If the string is too short:

```{r}
str_sub(x,3,24) #extract the 3rd through the 24th characters
```


14.2.5 Exercises

    In code that doesn’t use stringr, you’ll often see paste() and paste0(). What’s the difference between the two functions? What stringr function are they equivalent to? How do the functions differ in their handling of NA?

    In your own words, describe the difference between the sep and collapse arguments to str_c().

    Use str_length() and str_sub() to extract the middle character from a string. What will you do if the string has an even number of characters?

    What does str_wrap() do? When might you want to use it?

    What does str_trim() do? What’s the opposite of str_trim()?

    Write a function that turns (e.g.) a vector c("a", "b", "c") into the string a, b, and c. Think carefully about what it should do if given a vector of length 0, 1, or 2.

## 14.3.3 Regular Expressions

## 14.3.1 Basic matches using Regular Expressions

We'll use str_view() and str_view_all() to begin our regular expressions lessons

```{r}
x <- c("Apple", "Orange", "Pear", "Lemon", "Bannana")
str_view(x, "e")
```

The next step up in complexity is the . (period) that matches any character except a new line:

```{r}
x
str_view(x,".nn.")
```


14.3.1.1 Exercises

    Explain why each of these strings don’t match a \: "\", "\\", "\\\".

    How would you match the sequence "'\?

    What patterns will the regular expression \..\..\.. match? How would you represent it as a string?


## 14.3.2 Anchors

From the text:

ou can use:

    ^ to match the start of the string.
    $ to match the end of the string. (note the $ goes *after* the last letter in the regular expression)

```{r}
str_view(x, "^P")
```

```{r}
str_view(x, "e$")
```

From the text: "To force a regular expression to only match a complete string, anchor it with both ^ and $:"

```{r}
x <- c("Apple iPod", "Apple", "Apple Macintosh")
str_view(x,"^Apple$")
```


14.3.2.1 Exercises

    How would you match the literal string "$^$"?

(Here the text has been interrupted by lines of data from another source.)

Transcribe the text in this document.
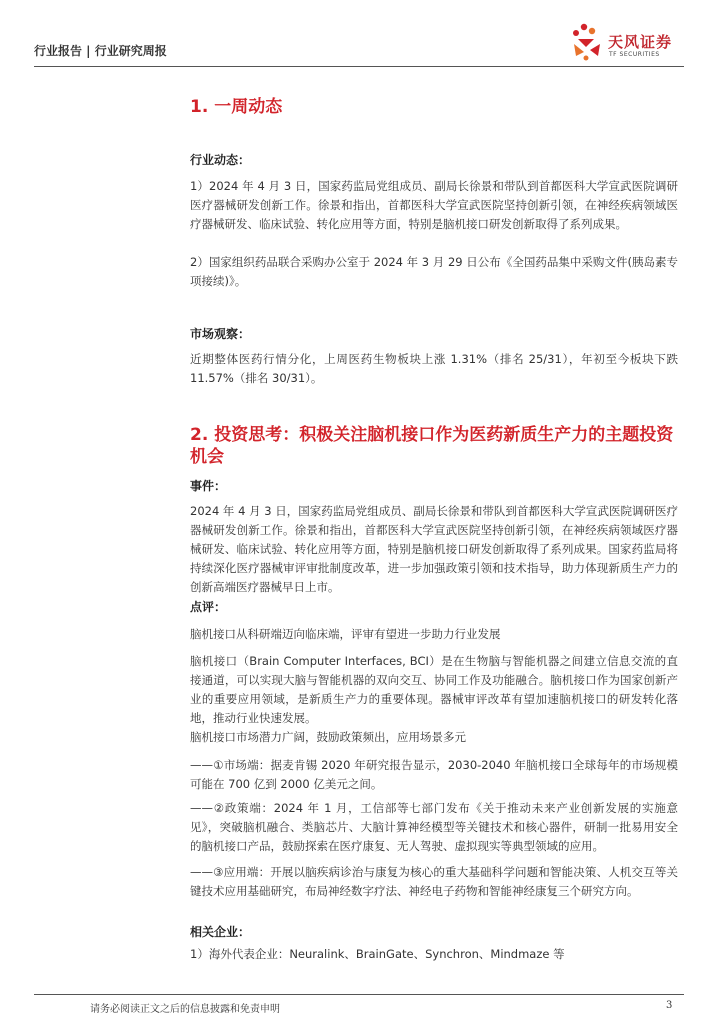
行业报告 | 行业研究周报	天风证券
TF SECURITIES
1. 一周动态
行业动态：
1）2024 年 4 月 3 日，国家药监局党组成员、副局长徐景和带队到首都医科大学宣武医院调研医疗器械研发创新工作。徐景和指出，首都医科大学宣武医院坚持创新引领，在神经疾病领域医疗器械研发、临床试验、转化应用等方面，特别是脑机接口研发创新取得了系列成果。
2）国家组织药品联合采购办公室于 2024 年 3 月 29 日公布《全国药品集中采购文件(胰岛素专项接续)》。
市场观察：
近期整体医药行情分化，上周医药生物板块上涨 1.31%（排名 25/31），年初至今板块下跌 11.57%（排名 30/31）。
2. 投资思考：积极关注脑机接口作为医药新质生产力的主题投资机会
事件：
2024 年 4 月 3 日，国家药监局党组成员、副局长徐景和带队到首都医科大学宣武医院调研医疗器械研发创新工作。徐景和指出，首都医科大学宣武医院坚持创新引领，在神经疾病领域医疗器械研发、临床试验、转化应用等方面，特别是脑机接口研发创新取得了系列成果。国家药监局将持续深化医疗器械审评审批制度改革，进一步加强政策引领和技术指导，助力体现新质生产力的创新高端医疗器械早日上市。
点评：
脑机接口从科研端迈向临床端，评审有望进一步助力行业发展
脑机接口（Brain Computer Interfaces, BCI）是在生物脑与智能机器之间建立信息交流的直接通道，可以实现大脑与智能机器的双向交互、协同工作及功能融合。脑机接口作为国家创新产业的重要应用领域，是新质生产力的重要体现。器械审评改革有望加速脑机接口的研发转化落地，推动行业快速发展。
脑机接口市场潜力广阔，鼓励政策频出，应用场景多元
——①市场端：据麦肯锡 2020 年研究报告显示，2030-2040 年脑机接口全球每年的市场规模可能在 700 亿到 2000 亿美元之间。
——②政策端：2024 年 1 月，工信部等七部门发布《关于推动未来产业创新发展的实施意见》，突破脑机融合、类脑芯片、大脑计算神经模型等关键技术和核心器件，研制一批易用安全的脑机接口产品，鼓励探索在医疗康复、无人驾驶、虚拟现实等典型领域的应用。
——③应用端：开展以脑疾病诊治与康复为核心的重大基础科学问题和智能决策、人机交互等关键技术应用基础研究，布局神经数字疗法、神经电子药物和智能神经康复三个研究方向。
相关企业：
1）海外代表企业：Neuralink、BrainGate、Synchron、Mindmaze 等
请务必阅读正文之后的信息披露和免责申明	3
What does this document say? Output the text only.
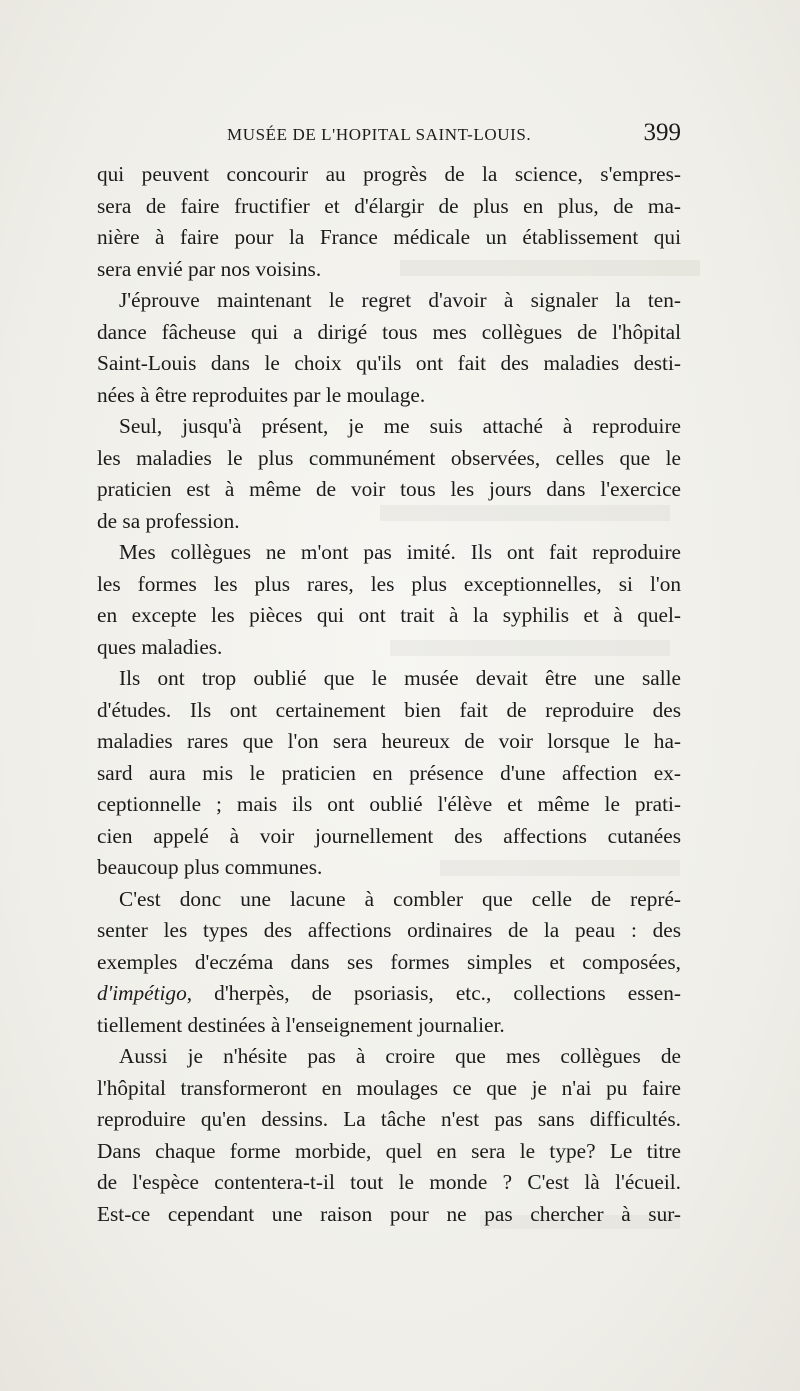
MUSÉE DE L'HOPITAL SAINT-LOUIS.	399
qui peuvent concourir au progrès de la science, s'empres-
sera de faire fructifier et d'élargir de plus en plus, de ma-
nière à faire pour la France médicale un établissement qui
sera envié par nos voisins.
J'éprouve maintenant le regret d'avoir à signaler la ten-
dance fâcheuse qui a dirigé tous mes collègues de l'hôpital
Saint-Louis dans le choix qu'ils ont fait des maladies desti-
nées à être reproduites par le moulage.
Seul, jusqu'à présent, je me suis attaché à reproduire
les maladies le plus communément observées, celles que le
praticien est à même de voir tous les jours dans l'exercice
de sa profession.
Mes collègues ne m'ont pas imité. Ils ont fait reproduire
les formes les plus rares, les plus exceptionnelles, si l'on
en excepte les pièces qui ont trait à la syphilis et à quel-
ques maladies.
Ils ont trop oublié que le musée devait être une salle
d'études. Ils ont certainement bien fait de reproduire des
maladies rares que l'on sera heureux de voir lorsque le ha-
sard aura mis le praticien en présence d'une affection ex-
ceptionnelle ; mais ils ont oublié l'élève et même le prati-
cien appelé à voir journellement des affections cutanées
beaucoup plus communes.
C'est donc une lacune à combler que celle de repré-
senter les types des affections ordinaires de la peau : des
exemples d'eczéma dans ses formes simples et composées,
d'impétigo, d'herpès, de psoriasis, etc., collections essen-
tiellement destinées à l'enseignement journalier.
Aussi je n'hésite pas à croire que mes collègues de
l'hôpital transformeront en moulages ce que je n'ai pu faire
reproduire qu'en dessins. La tâche n'est pas sans difficultés.
Dans chaque forme morbide, quel en sera le type? Le titre
de l'espèce contentera-t-il tout le monde ? C'est là l'écueil.
Est-ce cependant une raison pour ne pas chercher à sur-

    Given the corpus of common words in stringr::words, create regular expressions that find all words that:
        Start with “y”.
        End with “x”
        Are exactly three letters long. (Don’t cheat by using str_length()!)
        Have seven letters or more.

    Since this list is long, you might want to use the match argument to str_view() to show only the matching or non-matching words.

## 14.3.3 Character Classes and Alternatives

From the text:
There are four other useful tools:

    \d: matches any digit.
    \s: matches any whitespace (e.g. space, tab, newline).
    [abc]: matches a, b, or c.
    [^abc]: matches anything except a, b, or c.

```{r}
# Look for a literal character that normally has special meaning in a regex
str_view(c("abc", "a.c", "a*c", "a c"), "a[.]c") # will match the period
```

```{r}
str_view(c("abc", "a.c", "a*c", "a c"), ".[*]c") #will match the asterisk
```

```{r}
str_view(c("abc", "a.c", "a*c", "a c"), "a[ ]") # will match white space
```


14.3.3.1 Exercises

    Create regular expressions to find all words that:

        Start with a vowel.

        That only contain consonants. (Hint: thinking about matching “not”-vowels.)

        End with ed, but not with eed.

        End with ing or ise.

    Empirically verify the rule “i before e except after c”.

    Is “q” always followed by a “u”?

    Write a regular expression that matches a word if it’s probably written in British English, not American English.

    Create a regular expression that will match telephone numbers as commonly written in your country.